I enjoyed my week at MIT. But every moment I was there, I was conscious of what an autism “expert” had told me, which was that I didn’t belong at a university at all (if I ever get an MIT business card, she will receive one in the mail). I was conscious of being a privileged member of what was otherwise considered an outsider-caste to that whole system, conscious of this in a way that even with my fears I had not been conscious of prior to experiencing being shoved into the typical environments of that caste once others discovered my place in it. I was conscious of a society that tolerates and even celebrates certain behavior among those it considers highly intelligent, while condemning others to torture for the exact same behavior because they are considered either not intelligent enough, or too crazy, or otherwise deviant, or some combination of the above.

And I came home to my own apartment, where last week a staff person felt he had the right and even the obligation to report to my case manager that I was grumpy in the morning before breakfast (edited to add: in fact, he never made me breakfast, or lunch either).
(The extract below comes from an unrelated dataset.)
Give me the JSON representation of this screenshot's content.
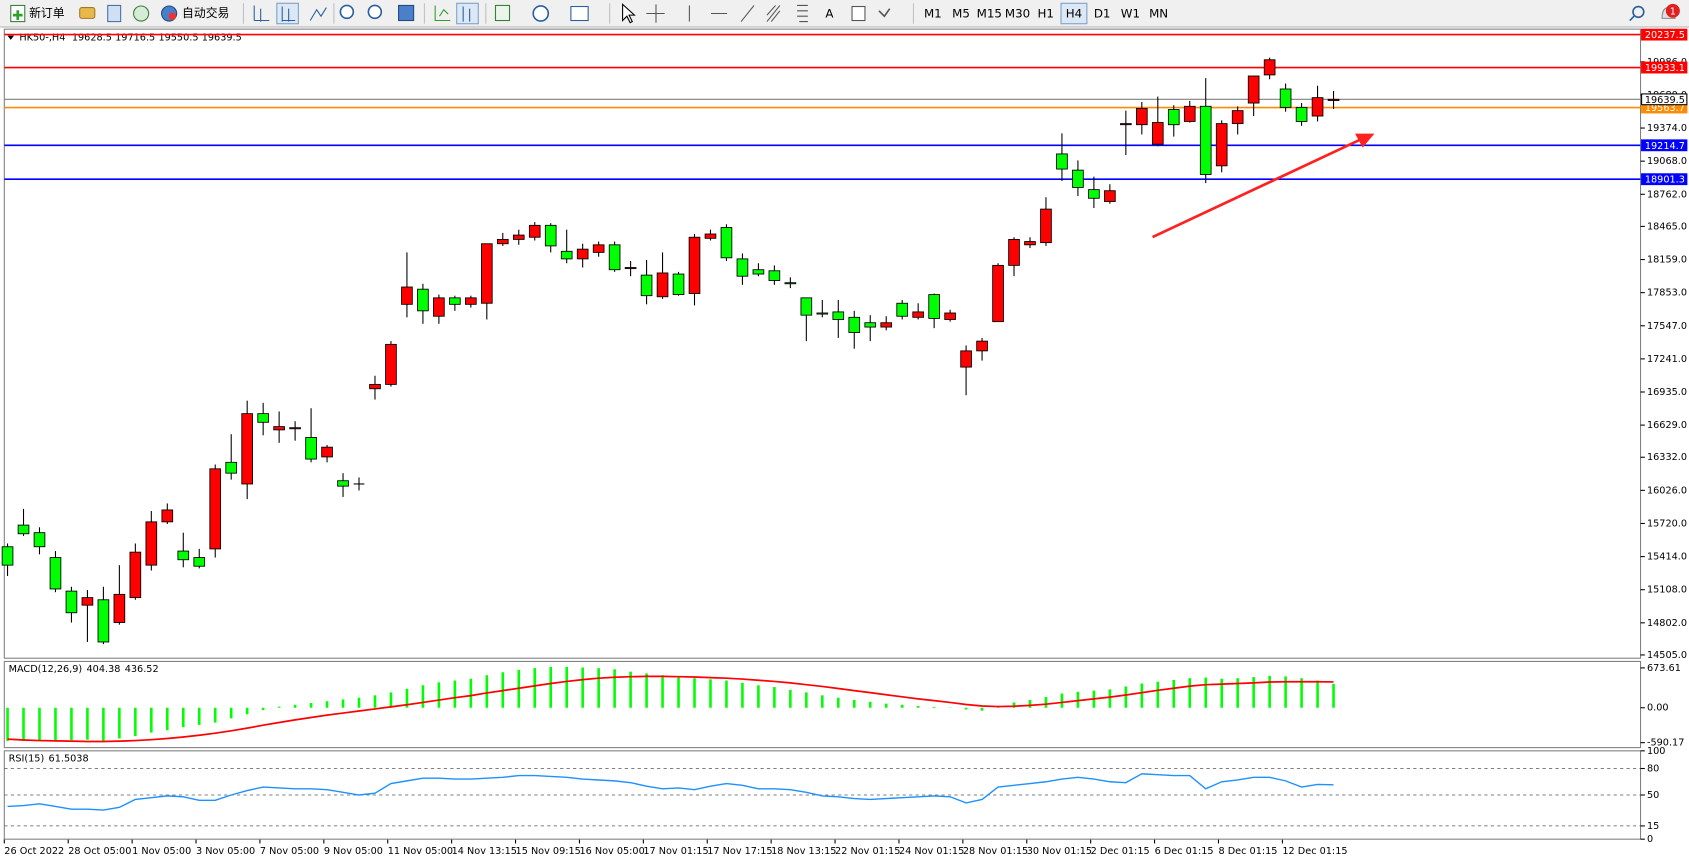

How many of you out there who share this morning grumpiness trait with me have it reported to a case manager and put in logs that would normally go into your permanent record, and even treated as signs of your overall personality?

(I should note that even many of those considered “highly intelligent” do, have, various, labels, and things like racism and classism can greatly influence what label a person gets. If I were anything other than white or middle-class, I might have had very different sets of labels much earlier.)

It’s because of experiencing the extremes of this so rapidly and close to each other, sometimes in such combination with each other (because my life can’t just be sliced up into two categories without any complexity to them), that simply having my normal behavior accepted at MIT for a week isn’t good enough for me. I won’t be satisfied in this regard until everyone else with a psychiatric or developmental label (or who would get such a label in certain situations) can enjoy the same freedom to be themselves in completely harmless ways, and the same level of inclusion in society and decision-making that affects us, that those of us considered “highly intelligent” often enjoy, and until nobody gets written notes in their official record for being a grumbly grouch before their morning breakfast or coffee.